Streamlining marketplace vendor onboarding helps ensure the relationship with a seller begins with a great experience. It also establishes security and fraud prevention measures that build a sense of trust and safety.
Each marketplace is unique and serves a broad audience. Understanding the different risks presented by different audiences and adjusting onboarding accordingly can minimize friction and maximize risk mitigation.
A risk-based approach to onboarding provides that flexibility. It allows the marketplace to determine the risk level in a market segment and apply appropriate checks or countermeasures for that scenario.
Tiers of vendor risk
Creating broad risk categories can help marketplaces prepare for a wide range of scenarios.
Most vendors in many marketplaces don’t have massive transaction volumes or handle large payments. Many are small or home-based businesses and have no history of fraudulent activity.
A marketplace might emphasize getting those vendors up and running quickly by verifying the identity of the company owner. The marketplace can monitor the account and, if there are red flags, ask for additional information and reassess the situation.
As vendor transaction volume and payment size increase, so does the risk of financial crime. That, along with other high-risk activities or regulatory changes, warrants additional due diligence.
For those situations, gaining deeper understanding of who owns or operates the business can either ensure the organization’s validity or prompt further verification.

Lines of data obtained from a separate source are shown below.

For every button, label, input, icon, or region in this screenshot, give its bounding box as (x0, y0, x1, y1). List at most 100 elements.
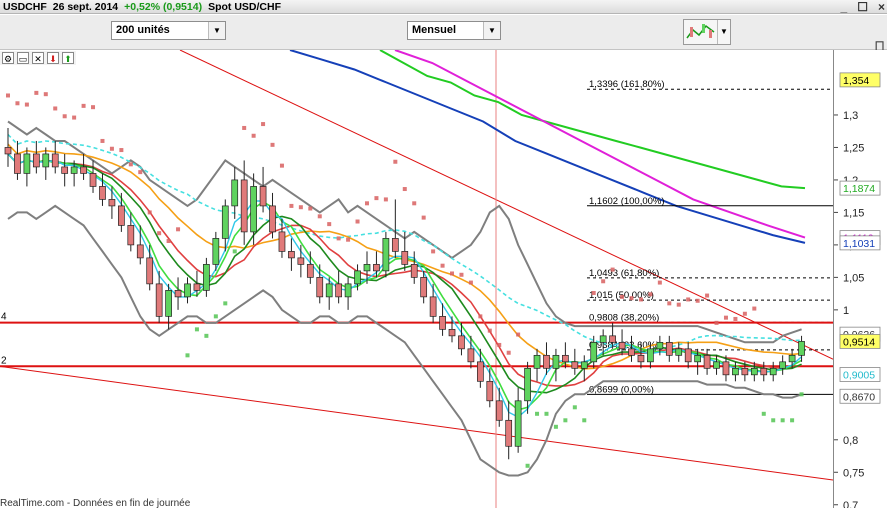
arrow-up-icon[interactable]: ⬆ (62, 52, 74, 64)
horizontal-level-label: 2 (1, 355, 7, 366)
axis-tick-label: 0,75 (843, 467, 864, 479)
candle-body (590, 341, 598, 363)
moving-average-blue (289, 50, 806, 244)
trendline-upper (179, 50, 833, 360)
candle-body (580, 361, 588, 369)
parabolic-sar-dot (346, 237, 351, 242)
parabolic-sar-dot (43, 92, 48, 97)
candle-body (769, 367, 777, 376)
candle-body (760, 367, 768, 376)
close-button[interactable]: × (878, 0, 885, 13)
parabolic-sar-dot (591, 290, 596, 295)
candle-body (288, 251, 295, 259)
parabolic-sar-dot (402, 187, 407, 192)
window-icon[interactable]: ▭ (17, 52, 29, 64)
parabolic-sar-dot (128, 162, 133, 167)
period-select-value: Mensuel (412, 24, 457, 36)
chart-toolbar: 200 unités ▼ Mensuel ▼ ▼ ⊓ (0, 15, 887, 53)
parabolic-sar-dot (176, 227, 181, 232)
axis-tick-label: 0,8 (843, 435, 858, 447)
chevron-down-icon[interactable]: ▼ (717, 20, 730, 44)
parabolic-sar-dot (383, 197, 388, 202)
candle-body (514, 400, 522, 447)
parabolic-sar-dot (752, 306, 757, 311)
candle-body (127, 225, 135, 246)
candle-body (741, 367, 749, 376)
candle-body (316, 277, 324, 298)
parabolic-sar-dot (72, 115, 77, 120)
arrow-down-icon[interactable]: ⬇ (47, 52, 59, 64)
parabolic-sar-dot (667, 301, 672, 306)
parabolic-sar-dot (487, 328, 492, 333)
candle-body (665, 341, 673, 356)
candle-body (524, 367, 531, 402)
parabolic-sar-dot (695, 298, 700, 303)
window-controls: _ ☐ × (841, 0, 885, 13)
candle-body (42, 153, 50, 168)
parabolic-sar-dot (393, 159, 398, 164)
candle-body (80, 166, 87, 174)
price-chart-svg[interactable]: 1,3396 (161,80%) 1,1602 (100,00%) 1,0493 (… (0, 50, 833, 508)
parabolic-sar-dot (194, 327, 199, 332)
parabolic-sar-dot (723, 315, 728, 320)
fibonacci-level-label: 0,8699 (0,00%) (589, 384, 654, 395)
chart-type-button[interactable]: ▼ (683, 19, 731, 45)
candle-body (61, 166, 69, 174)
candle-body (618, 341, 626, 350)
price-value-tag-label: 0,8670 (843, 391, 875, 403)
parabolic-sar-dot (790, 418, 795, 423)
parabolic-sar-dot (468, 280, 473, 285)
parabolic-sar-dot (686, 297, 691, 302)
candle-body (259, 186, 267, 207)
candle-body (193, 283, 201, 291)
instrument-symbol: USDCHF (3, 0, 47, 13)
candle-body (429, 296, 437, 317)
parabolic-sar-dot (15, 101, 20, 106)
parabolic-sar-dot (364, 201, 369, 206)
parabolic-sar-dot (657, 280, 662, 285)
wrench-icon[interactable]: ⚙ (2, 52, 14, 64)
candle-body (23, 153, 31, 174)
parabolic-sar-dot (572, 405, 577, 410)
parabolic-sar-dot (525, 463, 530, 468)
candle-body (155, 283, 163, 317)
parabolic-sar-dot (34, 90, 39, 95)
instrument-name: Spot USD/CHF (208, 0, 281, 13)
candle-body (391, 238, 399, 252)
drawing-tools: ⚙ ▭ ✕ ⬇ ⬆ (0, 51, 76, 65)
parabolic-sar-dot (185, 353, 190, 358)
candle-body (203, 264, 210, 291)
candle-body (14, 153, 21, 174)
parabolic-sar-dot (374, 196, 379, 201)
parabolic-sar-dot (298, 205, 303, 210)
parabolic-sar-dot (6, 93, 10, 98)
parabolic-sar-dot (166, 238, 171, 243)
chevron-down-icon[interactable]: ▼ (208, 22, 225, 39)
units-select[interactable]: 200 unités ▼ (111, 21, 226, 40)
candle-body (51, 153, 59, 168)
price-value-tag-label: 0,9005 (843, 369, 875, 381)
parabolic-sar-dot (582, 418, 587, 423)
candle-body (694, 354, 701, 363)
candle-body (354, 270, 361, 285)
close-icon[interactable]: ✕ (32, 52, 44, 64)
candle-body (713, 361, 720, 369)
minimize-button[interactable]: _ (841, 0, 848, 13)
candle-body (637, 354, 645, 363)
horizontal-level-label: 4 (1, 312, 7, 323)
candle-body (495, 400, 503, 421)
fibonacci-level-label: 1,3396 (161,80%) (589, 79, 665, 90)
chevron-down-icon[interactable]: ▼ (483, 22, 500, 39)
parabolic-sar-dot (799, 392, 804, 397)
price-chart[interactable]: 1,3396 (161,80%) 1,1602 (100,00%) 1,0493 (… (0, 50, 833, 508)
candle-body (486, 380, 494, 402)
parabolic-sar-dot (459, 272, 464, 277)
parabolic-sar-dot (270, 142, 275, 147)
candle-body (401, 251, 409, 265)
fibonacci-level-label: 1,1602 (100,00%) (589, 196, 665, 207)
maximize-button[interactable]: ☐ (857, 0, 868, 13)
parabolic-sar-dot (355, 219, 360, 224)
parabolic-sar-dot (62, 114, 67, 119)
axis-tick-label: 1,05 (843, 272, 864, 284)
period-select[interactable]: Mensuel ▼ (407, 21, 501, 40)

For high-risk vendors, the risk-based approach might require additional due diligence, such as complete screening with detailed information on ownership and key personnel.

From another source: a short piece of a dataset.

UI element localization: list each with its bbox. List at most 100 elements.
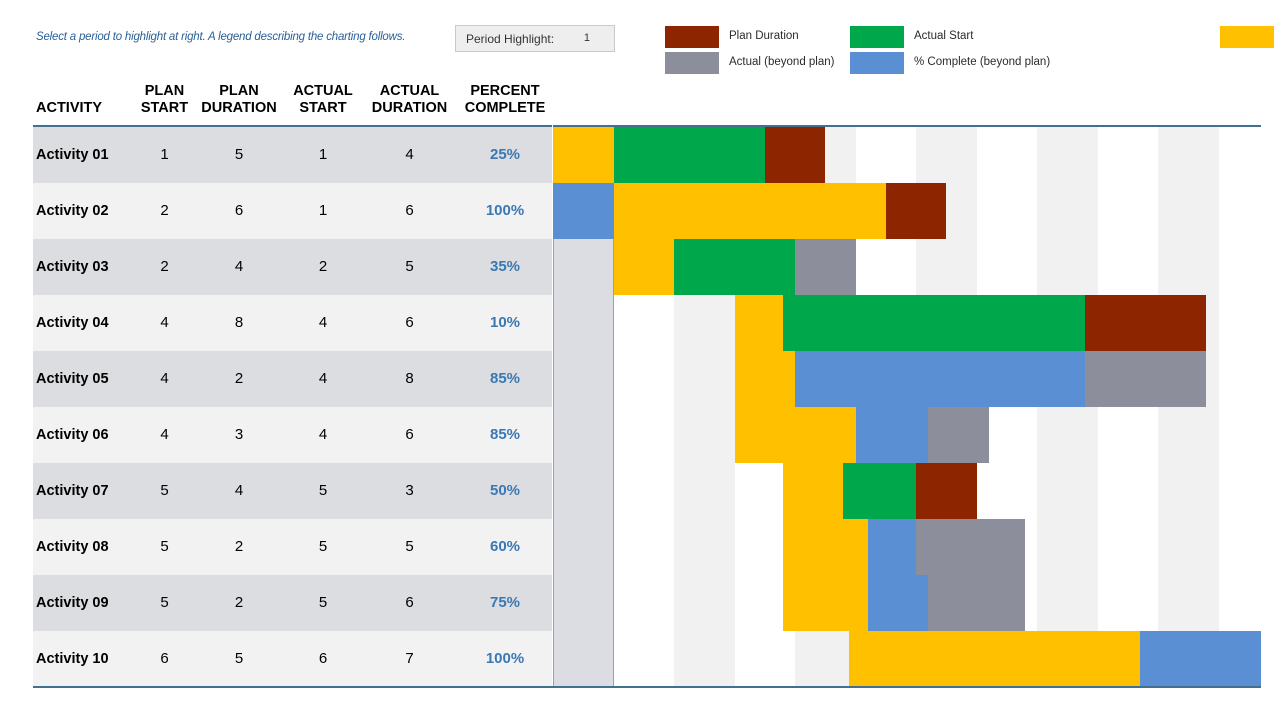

Enhanced due diligence could call for screening the company and its owners against global Anti-Money Laundering and sanctions watchlists.
Marketplace onboarding workflows
In some cases, regional regulations might require marketplaces gather information from multiple sources during onboarding. Efficiently collecting, sorting and tracking that information so it can be audited simplifies the demands on onboarding teams.
Gathering that information digitally and automatically can accelerate the process, minimize clerical errors and focus risk mitigation on the most critical cases.
Fine-tuning a risk-based approach to onboarding depends on how well a marketplace optimizes information-gathering workflows. The more workflows there are, the more nuanced the process can be.
Workflow planning includes deciding:
- How many workflows are realistic
- How long it takes to create a new workflow
- How good the analytics are
- How long it will take to understand the effects of workflow changes
- How long it takes to modify an existing workflow
Many onboarding systems require coding and development time to make even the most straightforward workflow changes. Flexible tools that enable quick workflow deployment can help risk-mitigation professionals establish the right controls for different scenarios.
Digitally acquiring documents for verification and storage can also save time and effort. Those records also provide further risk-mitigation assurance for marketplaces.
Creating positive vendor onboarding experiences
Effective business verification gathers information from customers, registers and third-party databases. Automated workflows or internal teams can then analyze that data to determine if a vendor is qualified for a marketplace.
That process can be quick and straightforward. In many cases, vendors can provide essential business information and gain onboarding approval without reams of paperwork and multiple back-and-forth requests.
Effective marketplace onboarding starts the business relationship with trust and a positive experience, allowing vendors to quickly start transacting. With a proper risk-based approach and technology that allows for adaptable, automated workflows, marketplaces can minimize delays and maximize safety.